As part of a strategy to boost small and medium-sized business while plugging the growing demographic hole in the working population, 20 million new foreign workers could arrive over the next 10-15 years.
Yet the news comes at a time when there are reports of rising ethnic tension in Russian towns, and threats of lynch mobs driving foreigners from their homes.
What type of foreigner?
As part of a bid to ease tensions, the authorities hope a change in emphasis will help. Instead of relying on low-grade labour from the CIS, the idea is to make Russia a more attractive place for highly-skilled foreigners to come.
Sergei Borisov, president of business research group Opora Rossii (Support of Russia), told a meeting of the Public Chamber: “We’re not just going to rely on anyone. We don’t just want a man with a shovel and a broom.
“The battle is for the so-called ‘creative class’.”
That means highly-skilled experts, entrepreneurs, investors and unqualified workers for whom there is a big demand, Moskovsky Komsomolets reported.
And there will be tempting offers to lure them to Russia, including the right of residency from the day of arrival – something which would not only ease visa-related red tape but would also give migrants the same health care and pension rights as Russian citizens.
Running out of Russians
Federal Migration Service chief Konstantin Romodanovsky, told the meeting: “It’s not about a lot of them – it’s a shortage of us.”
Russia’s current working population is 88.6 million, and in 15 years that is set to fall to 77.1 million.
And the traditional labour flow from the former Soviet Union – especially the central Asian republics – is apparently falling away, prompting a search for a new wave of migrants from India, China and other emerging Asian economies.
This forms a key plank of the FMS’s migration policy up to 2025, which was presented in conjunction with Opora Rossii on Tuesday.
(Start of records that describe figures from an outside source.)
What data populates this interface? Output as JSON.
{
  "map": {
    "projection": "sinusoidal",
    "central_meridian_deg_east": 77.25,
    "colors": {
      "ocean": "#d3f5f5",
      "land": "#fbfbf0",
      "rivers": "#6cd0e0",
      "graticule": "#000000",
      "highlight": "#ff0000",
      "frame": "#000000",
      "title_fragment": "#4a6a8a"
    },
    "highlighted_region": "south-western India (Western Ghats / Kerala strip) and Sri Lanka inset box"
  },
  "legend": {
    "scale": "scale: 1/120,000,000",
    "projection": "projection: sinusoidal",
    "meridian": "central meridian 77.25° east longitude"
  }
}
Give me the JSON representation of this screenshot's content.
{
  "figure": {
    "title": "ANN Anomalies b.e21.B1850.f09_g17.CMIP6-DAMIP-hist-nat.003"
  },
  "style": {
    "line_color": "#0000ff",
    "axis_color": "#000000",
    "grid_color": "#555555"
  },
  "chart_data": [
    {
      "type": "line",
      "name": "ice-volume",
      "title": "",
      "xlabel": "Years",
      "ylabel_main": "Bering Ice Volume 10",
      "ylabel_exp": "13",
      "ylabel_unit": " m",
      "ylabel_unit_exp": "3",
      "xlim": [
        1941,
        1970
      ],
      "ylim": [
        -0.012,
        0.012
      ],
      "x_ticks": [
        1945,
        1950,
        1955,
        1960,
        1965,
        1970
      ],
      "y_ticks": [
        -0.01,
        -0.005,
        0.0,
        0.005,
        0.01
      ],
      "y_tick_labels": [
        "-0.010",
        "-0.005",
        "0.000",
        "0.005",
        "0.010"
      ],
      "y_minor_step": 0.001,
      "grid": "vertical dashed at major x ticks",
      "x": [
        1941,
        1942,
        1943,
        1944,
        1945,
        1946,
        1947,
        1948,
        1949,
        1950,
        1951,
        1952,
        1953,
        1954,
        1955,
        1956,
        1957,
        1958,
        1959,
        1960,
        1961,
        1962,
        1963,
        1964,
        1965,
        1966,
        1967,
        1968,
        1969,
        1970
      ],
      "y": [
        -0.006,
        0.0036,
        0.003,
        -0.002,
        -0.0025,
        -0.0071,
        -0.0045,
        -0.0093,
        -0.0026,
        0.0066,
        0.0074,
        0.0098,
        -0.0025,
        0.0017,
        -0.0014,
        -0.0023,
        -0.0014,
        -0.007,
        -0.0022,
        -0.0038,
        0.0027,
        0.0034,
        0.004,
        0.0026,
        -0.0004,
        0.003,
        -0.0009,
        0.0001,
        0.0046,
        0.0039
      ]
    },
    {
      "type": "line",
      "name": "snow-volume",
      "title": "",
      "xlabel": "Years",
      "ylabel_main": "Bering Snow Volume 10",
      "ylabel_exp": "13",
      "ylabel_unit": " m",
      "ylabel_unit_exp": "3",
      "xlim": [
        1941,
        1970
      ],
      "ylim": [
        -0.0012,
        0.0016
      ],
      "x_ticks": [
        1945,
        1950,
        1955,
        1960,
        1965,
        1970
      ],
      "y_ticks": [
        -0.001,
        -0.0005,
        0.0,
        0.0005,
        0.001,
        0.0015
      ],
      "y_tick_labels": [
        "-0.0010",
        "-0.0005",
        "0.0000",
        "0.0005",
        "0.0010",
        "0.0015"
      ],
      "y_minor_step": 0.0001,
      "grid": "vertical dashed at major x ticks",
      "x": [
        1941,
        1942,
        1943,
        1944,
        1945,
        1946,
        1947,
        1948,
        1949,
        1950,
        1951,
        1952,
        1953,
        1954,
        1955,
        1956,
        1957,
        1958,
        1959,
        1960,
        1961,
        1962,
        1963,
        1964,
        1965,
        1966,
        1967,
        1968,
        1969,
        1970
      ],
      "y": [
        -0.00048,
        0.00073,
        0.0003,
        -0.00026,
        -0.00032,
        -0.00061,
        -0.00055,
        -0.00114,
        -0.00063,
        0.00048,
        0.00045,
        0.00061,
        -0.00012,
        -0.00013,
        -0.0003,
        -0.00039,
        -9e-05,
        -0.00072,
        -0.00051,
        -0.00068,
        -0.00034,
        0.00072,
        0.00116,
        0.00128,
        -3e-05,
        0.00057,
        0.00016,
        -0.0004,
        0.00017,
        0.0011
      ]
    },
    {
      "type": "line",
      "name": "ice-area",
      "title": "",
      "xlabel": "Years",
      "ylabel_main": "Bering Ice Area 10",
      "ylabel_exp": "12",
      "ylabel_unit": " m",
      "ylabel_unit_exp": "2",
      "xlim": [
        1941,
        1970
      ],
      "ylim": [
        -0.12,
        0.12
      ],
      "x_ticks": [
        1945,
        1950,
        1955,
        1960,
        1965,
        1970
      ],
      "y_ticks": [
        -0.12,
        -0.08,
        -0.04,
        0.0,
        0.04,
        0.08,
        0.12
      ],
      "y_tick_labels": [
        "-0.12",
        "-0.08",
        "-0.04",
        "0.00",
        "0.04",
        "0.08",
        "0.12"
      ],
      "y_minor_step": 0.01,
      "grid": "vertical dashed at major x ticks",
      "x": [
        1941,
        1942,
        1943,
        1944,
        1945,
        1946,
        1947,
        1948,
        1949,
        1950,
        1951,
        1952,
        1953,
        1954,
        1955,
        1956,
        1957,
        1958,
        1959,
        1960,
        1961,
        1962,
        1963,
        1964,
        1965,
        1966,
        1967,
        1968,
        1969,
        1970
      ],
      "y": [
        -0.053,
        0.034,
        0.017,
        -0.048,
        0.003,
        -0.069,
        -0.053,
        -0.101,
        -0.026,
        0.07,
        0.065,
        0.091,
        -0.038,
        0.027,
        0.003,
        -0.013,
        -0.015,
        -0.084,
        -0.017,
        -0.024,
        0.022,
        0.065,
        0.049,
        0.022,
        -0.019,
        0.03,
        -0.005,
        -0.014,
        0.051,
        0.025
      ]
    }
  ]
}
Easy visa or conflicting signs?
Earlier this year there were other signs that Russia was looking to help skilled workers arrive from abroad to build President Dmitry Medvedev’s prized innovation economy.
“Revolutionary” work permit reforms and the easing of some quota requirements were drawn up to encourage talent to support the Skolkovo “Silicon Valley” planned for Moscow’s outskirts.
But in September it was announced that quotas for foreign workers would be reduced in 2011, with almost 10 per cent fewer foreigners being invited in.
And Moscow’s new mayor Sergei Sobyanin made a point of prioritising jobs for Muscovites on the eve of his appointment last month.
Social cost
Sobyanin’s populist call to give local jobs to local people has more sinister echoes when it is adopted by Russia’s ultra nationalists.
Groups like Slavyansky Soyuz and the League Against Illegal Immigration have long campaigned on a “Russia for Russians” ticket.
And during the November holiday weekend they claimed to bring 3,000 supporters on to Moscow’s streets for a “Russian March”, bringing the issue of militant Russian nationalism back into the spotlight.